Shut down one server

From Earlham CS Department
Revision as of 16:05, 23 January 2019 by Craigje (talk | contribs) (Machines where this is okay)
Jump to navigation Jump to search

If you have one server you want to shut down and bring back up, make sure to keep the following in mind. Most of these points are non-technical.

Machines where this is okay

You may restart any of these machines relatively quickly and non-disruptively most of the time.

On the CS subdomain:

  • tools
  • web

On the cluster subdomain:

  • compute nodes
  • in rare cases, individual clusters, one at a time (note that this excludes hopper, which should rarely be shut down)

For other machines, email the admin mailing list or talk to a faculty supervisor first. (This is good practice in any case, but *especially* do it for machines not listed here.)

Reminders

The process to restart one of our servers is as follows:

  1. unmount file systems if applicable
  2. check on backups if applicable
  3. sudo shutdown -h now or sudo reboot when you're ready; you will immediately lose ssh connections
    1. shutdown will require you to physically start the machine
    2. reboot *should* automatically bring everything back up normally within a few minutes, though it may depend on your problem

Also remember these guidelines:

  1. In an emergency (e.g. no services seem available, no one can log in to things), you can just restart the machine.
  2. That said, give at least a few hours' notice if possible.

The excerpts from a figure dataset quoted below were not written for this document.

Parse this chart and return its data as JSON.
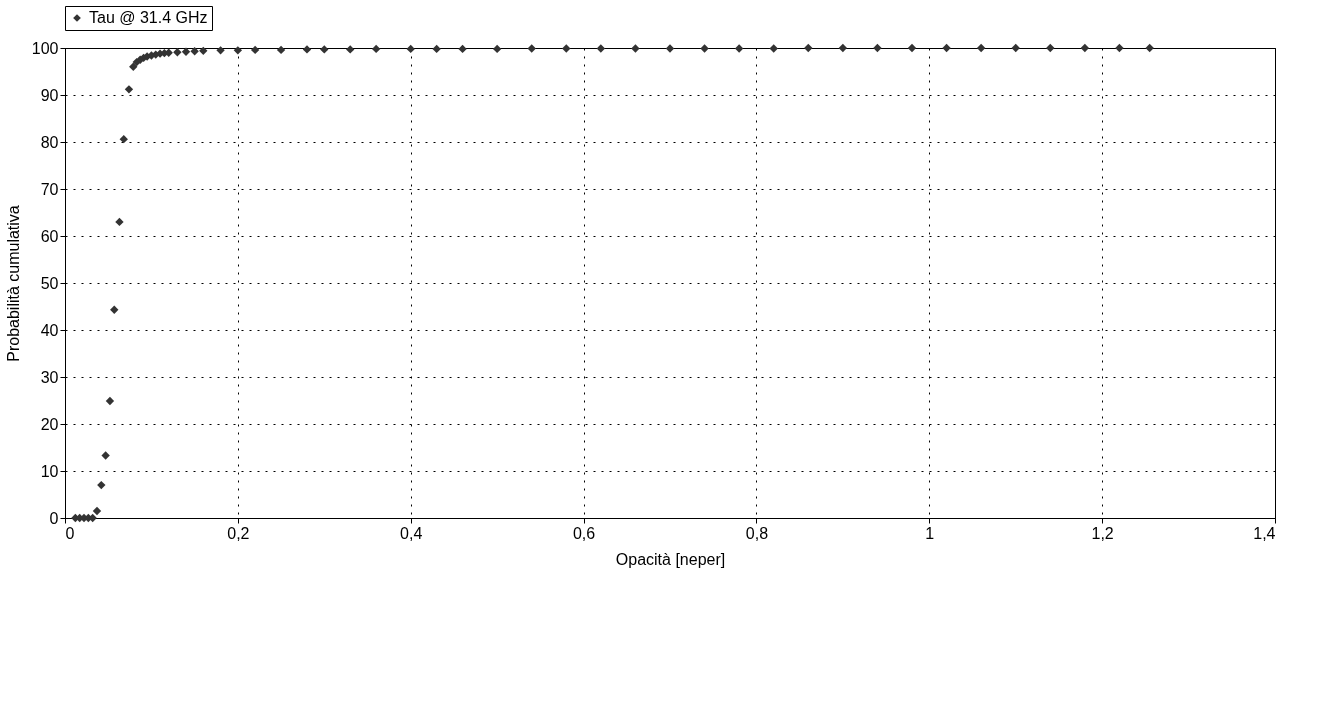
{
  "chart_data": {
    "type": "scatter",
    "xlabel": "Opacità [neper]",
    "ylabel": "Probabilità cumulativa",
    "xlim": [
      0,
      1.4
    ],
    "ylim": [
      0,
      100
    ],
    "xticks": [
      0,
      {
        "value": 0.2,
        "label": "0,2"
      },
      {
        "value": 0.4,
        "label": "0,4"
      },
      {
        "value": 0.6,
        "label": "0,6"
      },
      {
        "value": 0.8,
        "label": "0,8"
      },
      1,
      {
        "value": 1.2,
        "label": "1,2"
      },
      {
        "value": 1.4,
        "label": "1,4"
      }
    ],
    "yticks": [
      0,
      10,
      20,
      30,
      40,
      50,
      60,
      70,
      80,
      90,
      100
    ],
    "grid": true,
    "legend": "top",
    "marker": "diamond",
    "series": [
      {
        "name": "Tau @ 31.4 GHz",
        "color": "#333333",
        "x": [
          0.012,
          0.017,
          0.022,
          0.027,
          0.032,
          0.037,
          0.042,
          0.047,
          0.052,
          0.057,
          0.063,
          0.068,
          0.074,
          0.079,
          0.083,
          0.087,
          0.091,
          0.095,
          0.1,
          0.105,
          0.11,
          0.115,
          0.12,
          0.13,
          0.14,
          0.15,
          0.16,
          0.18,
          0.2,
          0.22,
          0.25,
          0.28,
          0.3,
          0.33,
          0.36,
          0.4,
          0.43,
          0.46,
          0.5,
          0.54,
          0.58,
          0.62,
          0.66,
          0.7,
          0.74,
          0.78,
          0.82,
          0.86,
          0.9,
          0.94,
          0.98,
          1.02,
          1.06,
          1.1,
          1.14,
          1.18,
          1.22,
          1.255
        ],
        "values": [
          0,
          0,
          0,
          0,
          0,
          1.5,
          7,
          13.3,
          24.9,
          44.3,
          63,
          80.6,
          91.2,
          96,
          97,
          97.5,
          97.9,
          98.2,
          98.4,
          98.6,
          98.8,
          98.9,
          99,
          99.1,
          99.2,
          99.3,
          99.4,
          99.5,
          99.5,
          99.6,
          99.6,
          99.7,
          99.7,
          99.7,
          99.8,
          99.8,
          99.8,
          99.8,
          99.8,
          99.9,
          99.9,
          99.9,
          99.9,
          99.9,
          99.9,
          99.9,
          99.9,
          100,
          100,
          100,
          100,
          100,
          100,
          100,
          100,
          100,
          100,
          100
        ]
      }
    ]
  }
}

These servers aren't in use 100% of the time but when they *are* in use it's important that people can continue to use them.
  3. Be prepared to go to Noyes basement if there are problems restarting the server remotely. In other words, be on-campus and preferably in the science complex when you do this (or be in communication with an admin who is).

The point is to be courteous to the community for whom we run these servers.